The proposed regulations would also provide that the IRS “may” treat debt instruments between members of a MEG as part debt/part stock, if that is the proper treatment for U.S. federal income tax purposes. A MEG is basically the same as an EG, except using a lower 50 percent ownership threshold for subsidiary membership (instead of 80 percent required for EG membership), and including all “persons” that own at least 50 percent of a MEG member’s stock. Since persons include individuals, partnerships, and other noncorporations, it appears that this part debt/part stock treatment could apply to debt issued by a corporation to an individual or partnership owning 50 percent or more of its stock.

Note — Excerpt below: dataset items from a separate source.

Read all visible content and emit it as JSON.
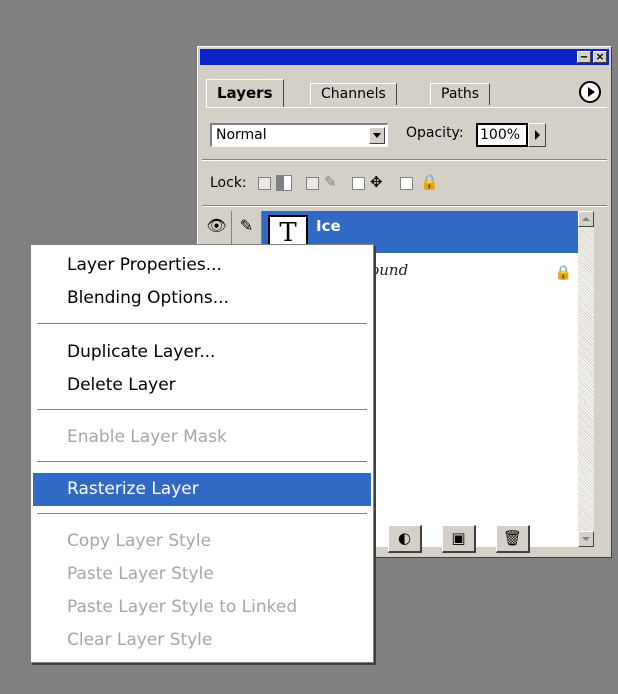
{
  "panel": {
    "tabs": [
      "Layers",
      "Channels",
      "Paths"
    ],
    "blend_mode": "Normal",
    "opacity_label": "Opacity:",
    "opacity_value": "100%",
    "lock_label": "Lock:",
    "layers": [
      {
        "name": "Ice",
        "thumb": "T",
        "selected": true
      },
      {
        "name": "Background",
        "selected": false
      }
    ]
  },
  "context_menu": {
    "items": [
      {
        "label": "Layer Properties...",
        "enabled": true
      },
      {
        "label": "Blending Options...",
        "enabled": true
      },
      {
        "label": "Duplicate Layer...",
        "enabled": true
      },
      {
        "label": "Delete Layer",
        "enabled": true
      },
      {
        "label": "Enable Layer Mask",
        "enabled": false
      },
      {
        "label": "Rasterize Layer",
        "enabled": true,
        "highlighted": true
      },
      {
        "label": "Copy Layer Style",
        "enabled": false
      },
      {
        "label": "Paste Layer Style",
        "enabled": false
      },
      {
        "label": "Paste Layer Style to Linked",
        "enabled": false
      },
      {
        "label": "Clear Layer Style",
        "enabled": false
      }
    ]
  },
  "colors": {
    "desktop": "#808080",
    "titlebar": "#0a24c9",
    "selection": "#316ac5",
    "disabled_text": "#a6a6a6"
  }
}
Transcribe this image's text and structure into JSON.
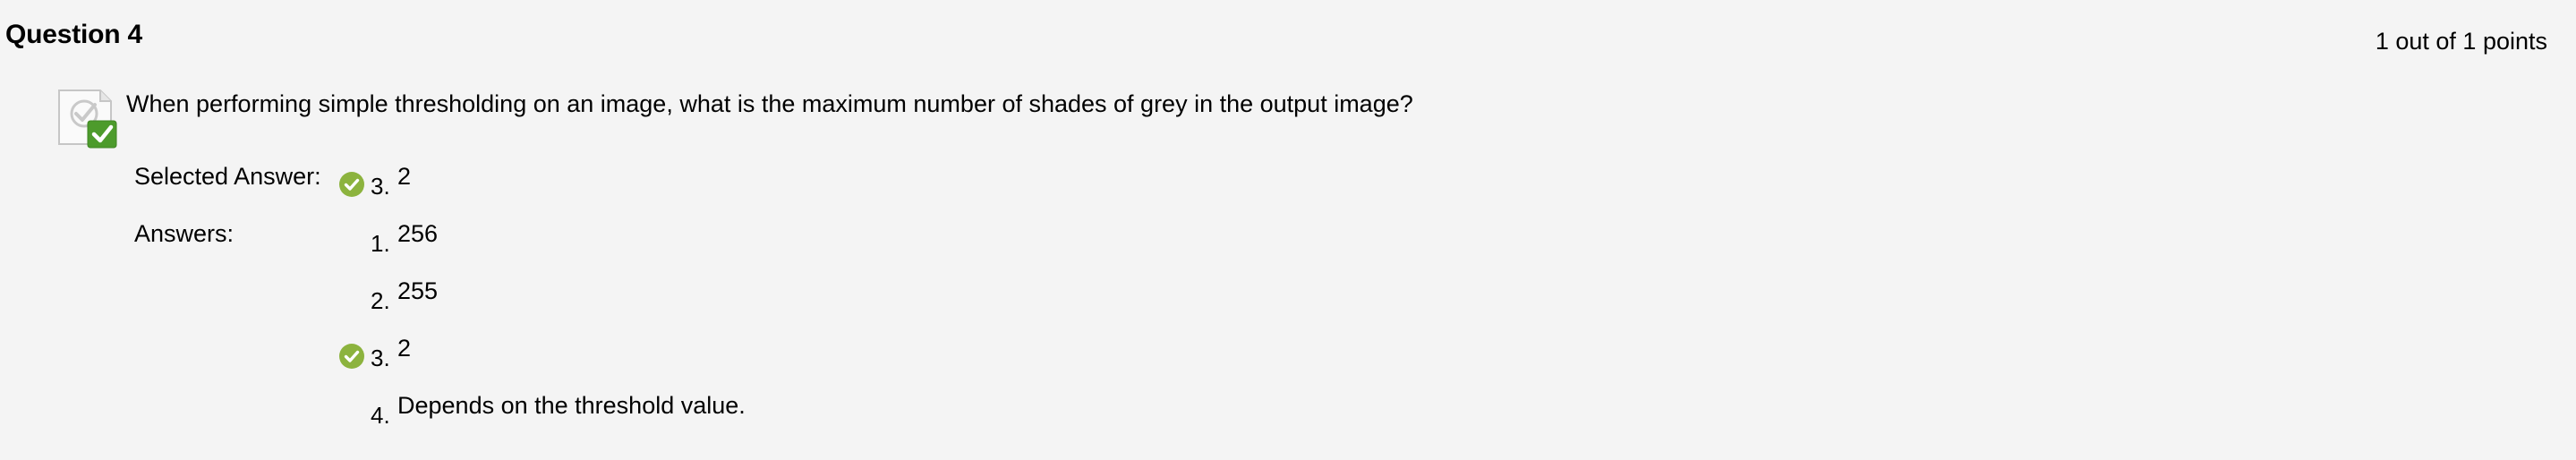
{
  "question": {
    "title": "Question 4",
    "points": "1 out of 1 points",
    "text": "When performing simple thresholding on an image, what is the maximum number of shades of grey in the output image?",
    "icon": "correct-question-icon"
  },
  "selected_answer": {
    "label": "Selected Answer:",
    "number": "3.",
    "text": "2",
    "icon": "correct-check-icon"
  },
  "answers": {
    "label": "Answers:",
    "items": [
      {
        "number": "1.",
        "text": "256",
        "correct": false
      },
      {
        "number": "2.",
        "text": "255",
        "correct": false
      },
      {
        "number": "3.",
        "text": "2",
        "correct": true,
        "icon": "correct-check-icon"
      },
      {
        "number": "4.",
        "text": "Depends on the threshold value.",
        "correct": false
      }
    ]
  },
  "colors": {
    "background": "#f4f4f4",
    "check_green": "#8cb33e",
    "badge_green": "#4d9b2c"
  }
}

This provision reflects Treasury’s dissatisfaction with the courts’ usual all-or-nothing approach, under which instruments have been treated as entirely debt even though they may have significant equity characteristics. Another example given is a $5 million debt instrument, of which only $3 million is sufficiently certain of repayment to qualify as debt.
However, the proposed regulation does not actually state any standards for when a debt instrument should be treated as part debt/part stock, but merely references other law supporting bifurcation. Thus, it seems more a direction or reminder to apply such law than to create new bifurcation rules or standards.
This provision of the proposed regulations would only apply to debt instruments issued after it is finalized.
The foregoing provides an overview of the proposed regulations. They contain special rules for partnerships and consolidated groups as well, and anti-abuse rules that can extend their reach.
Aside from obvious transactions involving issuances of new debt within an EG, taxpayers will need to be mindful of other transactions which can invoke the rules, such as a change in status (a company joining or leaving an EG or consolidated group), or modifying the terms of an instrument so as to cause a deemed exchange.
To minimize whipsaw scenarios where a corporation treats its debt instrument as debt while a holder, to the holder’s tax advantage, treats it as stock, section 385(c) generally requires a holder of a corporate debt instrument to follow its initial characterization by the issuer. However, section 385(c) allows the holder to adopt a different characterization if the holder discloses the inconsistency on the holder’s tax return. The proposed regulations would deny EGI holders this disclosed-inconsistency exception, under the rationale that related parties are under common ownership or control and so should not be allowed to take inconsistent positions. Thus, issuers and holders of EGIs will be required to treat EGIs consistently.
The proposed regulations are basically a one-way street in authorizing the IRS to treat EGIs as stock. Taxpayers cannot use the rules affirmatively to their advantage to treat debt as stock.
Treasury must submit the proposed regulations to a comment and hearing process before they are finalized, and they could be modified or not even finalized. Taxpayers may wish to provide comments to Treasury on issues they see with the regulations. If finalized, their validity could be challenged. At a minimum, taxpayers should keep informed of developments in this area.